I have two sub projects subproject1 and subproject2. I'd like to add some classes from subproject2 to subproject1 and get the subproject1.jar. Below is my gradle file:

task copyClasses (dependsOn: [  ':subproject1:clean',  ':subproject1:classes']) {
    println "copyClasses "
    doLast {
        Task study = tasks.getByPath(':subproject1:jar')
        study.doFirst {
            copy {
                println "copy ... "
                println sourceSets.main.output.classesDir
                println project(':subproject1').sourceSets.main.output.classesDir
                from sourceSets.main.output.classesDir
                into project(':subproject1').sourceSets.main.output.classesDir
            }
        }
    }
}

task jarUpdated (dependsOn: [ clean, classes, copyClasses, ':subproject1:jar']) {
    doLast {
        println "jarUpdated"
    }
}

But I got the build sequence as below:

$ gradle jarUpdated
copyClasses
:subproject1:compileJava
:subproject1:processResources UP-TO-DATE
:subproject1:classes
:subproject1:jar
:subproject2:compileJava
:subproject2:processResources UP-TO-DATE
:subproject2:classes
:subproject2:clean
:subproject1:clean
:subproject2:copyClasses
Calling Task.doFirst(Closure) after task execution has started has been deprecated and is scheduled to be removed in Gradle 2.0. Check the configuration of task ':subproject1:jar'.
:subproject2:jarUpdated
jarUpdated

BUILD SUCCESSFUL

My expectation is:

$ gradle jarUpdated
:subproject2:clean 
:subproject2:compileJava
:subproject2:processResources UP-TO-DATE
:subproject2:classes
:subproject1:clean 
:subproject1:compileJava
:subproject1:processResources UP-TO-DATE
:subproject2:copyClasses
copyClasses
copy ... 
:subproject1:jar 
:subproject2:jarUpdated
jarUpdated

BUILD SUCCESSFUL

Would you please suggest or point out what I missed?
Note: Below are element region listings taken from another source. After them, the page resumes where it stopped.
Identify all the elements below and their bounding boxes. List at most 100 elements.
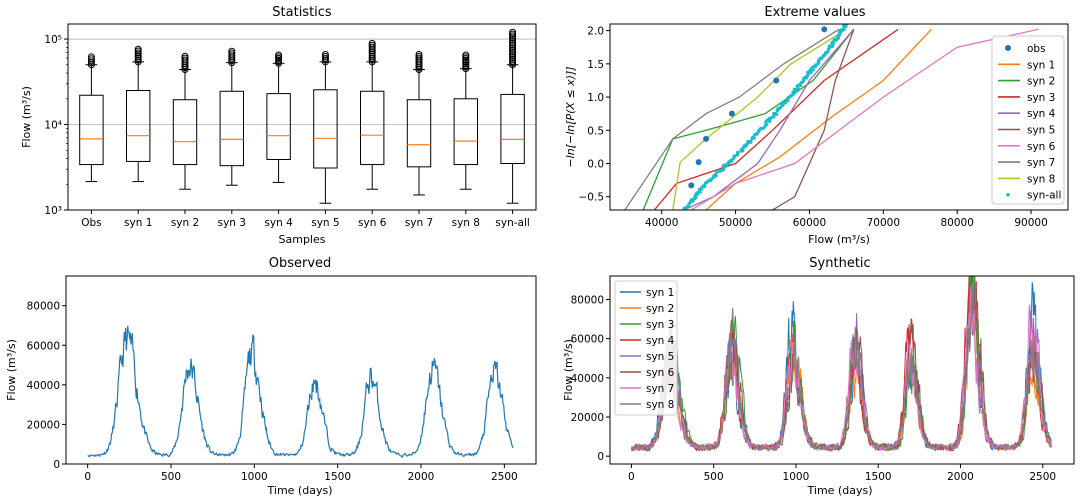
extreme-series-line bbox=[683, 28, 855, 210]
legend-label: syn 8 bbox=[646, 399, 674, 411]
observed-ytick-label: 40000 bbox=[27, 380, 60, 392]
obs-point bbox=[821, 26, 828, 33]
box-flier bbox=[509, 28, 517, 36]
legend-marker-syn-all bbox=[1006, 192, 1010, 197]
box-flier bbox=[368, 39, 376, 47]
extreme-xtick-label: 40000 bbox=[645, 217, 678, 229]
statistics-ytick-label: 10³ bbox=[44, 205, 62, 217]
observed-ytick-label: 20000 bbox=[27, 419, 60, 431]
observed-ytick-label: 60000 bbox=[27, 340, 60, 352]
synthetic-flow-line bbox=[631, 276, 1052, 453]
box-flier bbox=[321, 50, 329, 58]
box-flier bbox=[415, 52, 423, 60]
observed-ylabel: Flow (m³/s) bbox=[5, 339, 18, 401]
observed-xlabel: Time (days) bbox=[267, 484, 333, 497]
box-flier bbox=[368, 41, 376, 49]
synthetic-ylabel: Flow (m³/s) bbox=[562, 339, 575, 401]
syn-all-point bbox=[733, 154, 737, 158]
extreme-values-ylabel: −ln[−ln[P(X ≤ x)]] bbox=[564, 66, 577, 167]
obs-point bbox=[695, 159, 702, 166]
extreme-values-xlabel: Flow (m³/s) bbox=[808, 233, 870, 246]
statistics-xtick-label: syn 5 bbox=[311, 217, 339, 229]
synthetic-ytick-label: 20000 bbox=[571, 412, 604, 424]
synthetic-flow-line bbox=[631, 310, 1052, 452]
box-flier bbox=[134, 49, 142, 57]
legend-label-obs: obs bbox=[1027, 43, 1046, 55]
legend-label: syn 6 bbox=[1027, 141, 1056, 153]
box-flier bbox=[509, 37, 517, 45]
observed-ytick-label: 0 bbox=[53, 459, 60, 471]
syn-all-point bbox=[741, 146, 745, 150]
syn-all-point bbox=[774, 111, 778, 115]
obs-point bbox=[703, 135, 710, 142]
legend-label: syn 1 bbox=[1027, 59, 1055, 71]
extreme-series-line bbox=[690, 28, 1039, 210]
statistics-title: Statistics bbox=[272, 5, 332, 20]
syn-all-point bbox=[752, 136, 756, 140]
synthetic-legend: syn 1 syn 2 syn 3 syn 4 syn 5 syn 6 syn … bbox=[614, 280, 678, 416]
statistics-xtick-label: syn-all bbox=[495, 217, 529, 229]
syn-all-point bbox=[765, 123, 769, 127]
syn-all-point bbox=[749, 139, 753, 143]
box-flier bbox=[87, 57, 95, 65]
box-flier bbox=[275, 51, 283, 59]
box-flier bbox=[462, 51, 470, 59]
synthetic-ytick-label: 60000 bbox=[571, 334, 604, 346]
extreme-values-title: Extreme values bbox=[764, 5, 865, 20]
box-body bbox=[219, 90, 245, 167]
extreme-xtick-label: 80000 bbox=[940, 217, 973, 229]
synthetic-flow-line bbox=[630, 288, 1052, 452]
legend-label: syn 7 bbox=[1027, 157, 1055, 169]
statistics-xtick-label: syn 4 bbox=[264, 217, 293, 229]
syn-all-point bbox=[809, 70, 813, 75]
observed-title: Observed bbox=[269, 256, 332, 271]
extreme-xtick-label: 90000 bbox=[1014, 217, 1047, 229]
extreme-ytick-label: −0.5 bbox=[579, 192, 605, 204]
synthetic-panel: Synthetic 0 20000 40000 60000 80000 0 50… bbox=[562, 256, 1075, 497]
syn-all-point bbox=[811, 68, 815, 72]
extreme-ytick-label: 0.5 bbox=[587, 125, 604, 137]
box-body bbox=[266, 93, 291, 160]
synthetic-xtick-label: 1000 bbox=[783, 471, 810, 483]
box-flier bbox=[509, 39, 517, 47]
synthetic-xtick-label: 0 bbox=[628, 471, 635, 483]
legend-label-syn-all: syn-all bbox=[1027, 190, 1061, 202]
legend-label: syn 7 bbox=[646, 383, 674, 395]
synthetic-xtick-label: 2000 bbox=[947, 471, 974, 483]
observed-xtick-label: 500 bbox=[161, 471, 181, 483]
synthetic-flow-line bbox=[631, 276, 1052, 452]
legend-marker-obs bbox=[1005, 45, 1011, 51]
extreme-xtick-label: 60000 bbox=[793, 217, 826, 229]
synthetic-flow-line bbox=[630, 286, 1052, 453]
syn-all-point bbox=[698, 190, 702, 194]
observed-axes-frame bbox=[65, 275, 537, 465]
extreme-series-line bbox=[672, 28, 847, 210]
box-flier bbox=[509, 32, 517, 40]
synthetic-xtick-label: 500 bbox=[704, 471, 724, 483]
box-flier bbox=[134, 58, 142, 66]
legend-label: syn 3 bbox=[1027, 92, 1055, 104]
legend-label: syn 2 bbox=[646, 303, 674, 315]
box-flier bbox=[181, 56, 189, 64]
box-flier bbox=[87, 55, 95, 63]
box-flier bbox=[509, 46, 517, 54]
box-flier bbox=[509, 54, 517, 62]
extreme-series-line bbox=[772, 29, 855, 210]
synthetic-title: Synthetic bbox=[809, 256, 870, 271]
observed-xtick-label: 2500 bbox=[491, 471, 518, 483]
statistics-xlabel: Samples bbox=[279, 233, 326, 246]
obs-point bbox=[688, 182, 695, 189]
box-flier bbox=[228, 51, 236, 59]
box-body bbox=[313, 89, 338, 169]
extreme-ytick-label: 2.0 bbox=[587, 26, 604, 38]
box-flier bbox=[509, 30, 517, 38]
box-flier bbox=[509, 50, 517, 58]
extreme-values-panel: Extreme values −0.5 0.0 0.5 1.0 1.5 2.0 … bbox=[564, 5, 1069, 246]
observed-xtick-label: 1500 bbox=[324, 471, 351, 483]
observed-ytick-label: 80000 bbox=[27, 301, 60, 313]
box-flier bbox=[509, 41, 517, 49]
legend-label: syn 5 bbox=[646, 351, 674, 363]
synthetic-flow-line bbox=[630, 285, 1052, 453]
legend-label: syn 6 bbox=[646, 367, 675, 379]
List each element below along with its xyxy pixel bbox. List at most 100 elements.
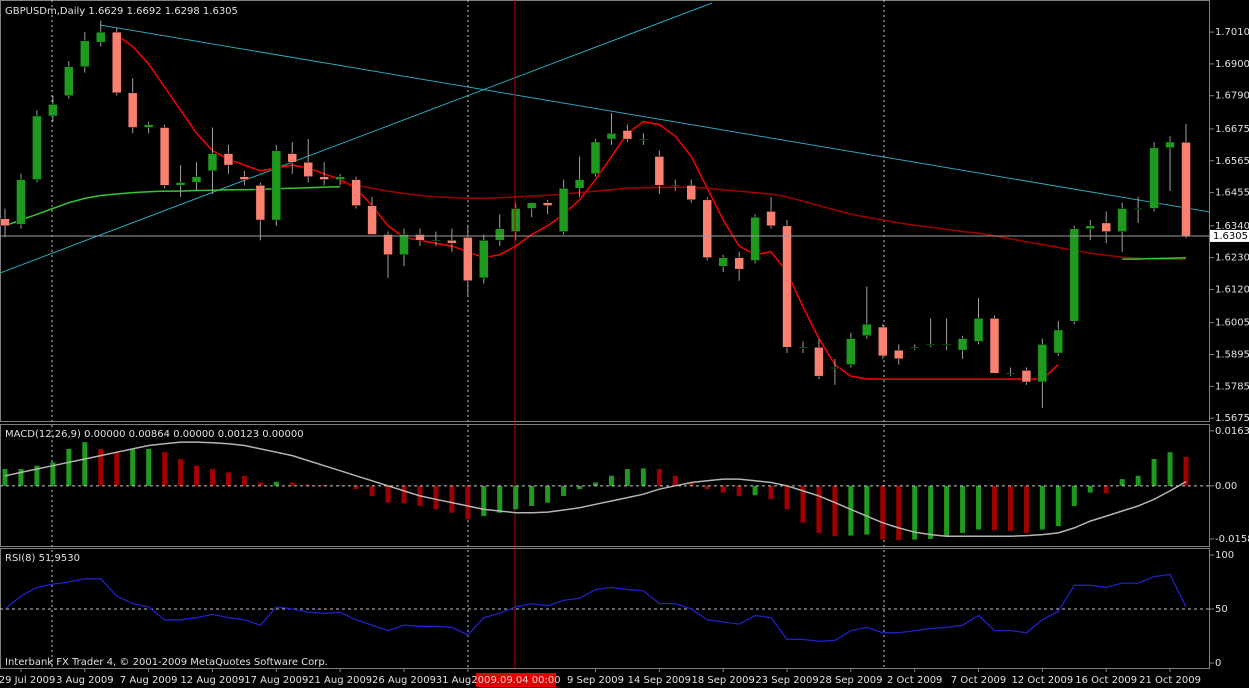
candle-body	[686, 185, 697, 201]
candle-body	[383, 234, 393, 255]
histogram-bar	[976, 485, 982, 530]
y-tick-label: 1.7010	[1215, 27, 1249, 38]
candle-body	[925, 344, 936, 346]
candle-body	[1037, 344, 1048, 383]
histogram-bar	[130, 448, 136, 486]
histogram-bar	[497, 485, 503, 513]
candle-body	[0, 218, 10, 227]
current-price-label: 1.6305	[1213, 231, 1248, 242]
x-tick-label: 7 Aug 2009	[120, 675, 178, 686]
histogram-bar	[912, 485, 918, 540]
y-tick-label: 1.6455	[1215, 188, 1249, 199]
histogram-bar	[768, 485, 774, 500]
candle-body	[303, 161, 313, 177]
histogram-bar	[481, 485, 487, 517]
candle-body	[207, 153, 218, 172]
rsi-line	[4, 573, 1187, 643]
moving-average	[339, 181, 1186, 261]
trendline	[99, 24, 1211, 213]
histogram-bar	[944, 485, 950, 537]
histogram-bar	[449, 485, 455, 513]
candle-body	[846, 338, 856, 365]
histogram-bar	[577, 485, 583, 490]
x-tick-label: 21 Oct 2009	[1139, 675, 1201, 686]
histogram-bar	[98, 448, 104, 486]
histogram-bar	[162, 452, 168, 486]
histogram-bar	[433, 485, 439, 510]
candle-body	[750, 216, 760, 261]
x-tick-label: 12 Oct 2009	[1011, 675, 1073, 686]
histogram-bar	[816, 485, 822, 533]
histogram-bar	[752, 485, 758, 496]
histogram-bar	[704, 485, 710, 490]
candle-body	[64, 66, 74, 96]
x-tick-label: 2 Oct 2009	[887, 675, 942, 686]
histogram-bar	[1135, 475, 1141, 486]
histogram-bar	[50, 462, 56, 486]
y-tick-label: 0.01635	[1215, 426, 1249, 437]
histogram-bar	[1023, 485, 1029, 533]
histogram-bar	[289, 482, 295, 486]
histogram-bar	[209, 469, 215, 486]
y-tick-label: 100	[1215, 550, 1234, 561]
histogram-bar	[1071, 485, 1077, 507]
histogram-bar	[896, 485, 902, 541]
candle-body	[718, 257, 728, 267]
crosshair-box	[476, 673, 556, 687]
candle-body	[96, 31, 106, 43]
histogram-bar	[1183, 456, 1189, 486]
y-tick-label: 1.6340	[1215, 221, 1249, 232]
y-tick-label: 1.6675	[1215, 124, 1249, 135]
candle-body	[271, 150, 282, 221]
rsi-frame	[0, 548, 1210, 669]
candle-body	[1005, 373, 1016, 375]
candle-body	[175, 182, 186, 186]
candle-body	[479, 240, 489, 279]
candle-body	[1085, 225, 1095, 229]
candle-body	[734, 257, 744, 270]
rsi-title: RSI(8) 51.9530	[5, 553, 80, 564]
candle-body	[798, 347, 808, 349]
candle-body	[862, 323, 872, 336]
x-tick-label: 29 Jul 2009	[0, 675, 55, 686]
candle-body	[287, 153, 298, 163]
candle-body	[111, 31, 122, 94]
histogram-bar	[305, 484, 311, 486]
current-price-box	[1210, 229, 1249, 242]
candle-body	[654, 156, 665, 186]
candle-body	[431, 240, 441, 242]
y-tick-label: 1.6120	[1215, 284, 1249, 295]
histogram-bar	[608, 475, 614, 486]
y-tick-label: 1.5785	[1215, 381, 1249, 392]
trendlines	[0, 2, 1211, 274]
candle-body	[590, 141, 601, 175]
candle-body	[814, 347, 824, 377]
y-tick-label: 0.00	[1215, 481, 1237, 492]
histogram-bar	[1151, 458, 1157, 486]
y-tick-label: 1.6005	[1215, 318, 1249, 329]
histogram-bar	[991, 485, 997, 531]
y-tick-label: 50	[1215, 604, 1228, 615]
histogram-bar	[337, 485, 343, 486]
candle-body	[463, 237, 473, 282]
candle-body	[191, 176, 202, 183]
candle-body	[335, 176, 345, 180]
candle-body	[558, 187, 569, 232]
histogram-bar	[720, 485, 726, 493]
x-tick-label: 23 Sep 2009	[755, 675, 818, 686]
histogram-bar	[784, 485, 790, 510]
histogram-bar	[848, 485, 854, 536]
histogram-bar	[529, 485, 535, 507]
histogram-bar	[513, 485, 519, 510]
candle-body	[766, 211, 776, 227]
histogram-bar	[18, 469, 24, 486]
y-tick-label: 1.5895	[1215, 349, 1249, 360]
candle-body	[1117, 208, 1127, 232]
candle-body	[399, 234, 409, 255]
candle-body	[1021, 370, 1032, 383]
candle-body	[447, 240, 457, 244]
candle-body	[255, 185, 266, 221]
histogram-bar	[401, 485, 407, 504]
histogram-bar	[672, 475, 678, 486]
price-frame	[0, 0, 1210, 422]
Thanks a lot!

Upvotes: 2

Views: 439

Answers (1)

Perryn Fowler
Perryn Fowler

Reputation: 2232

The "easiest" way to do exactly what you asked for is probably something like this in your subproject1 build file.

jar {
  from  tasks.getByPath(':subproject2:compileJava')
}

However this is a very simplistic approach with a LOT of caveats, for example

  • Subproject 1 can not compile against subproject 2 classes
  • Any dependencies of Subproject 2 will not be included
  • etc

I would actually advise declaring subproject2 as a dependency of subproject1 and using one of the plugins that Peter suggested.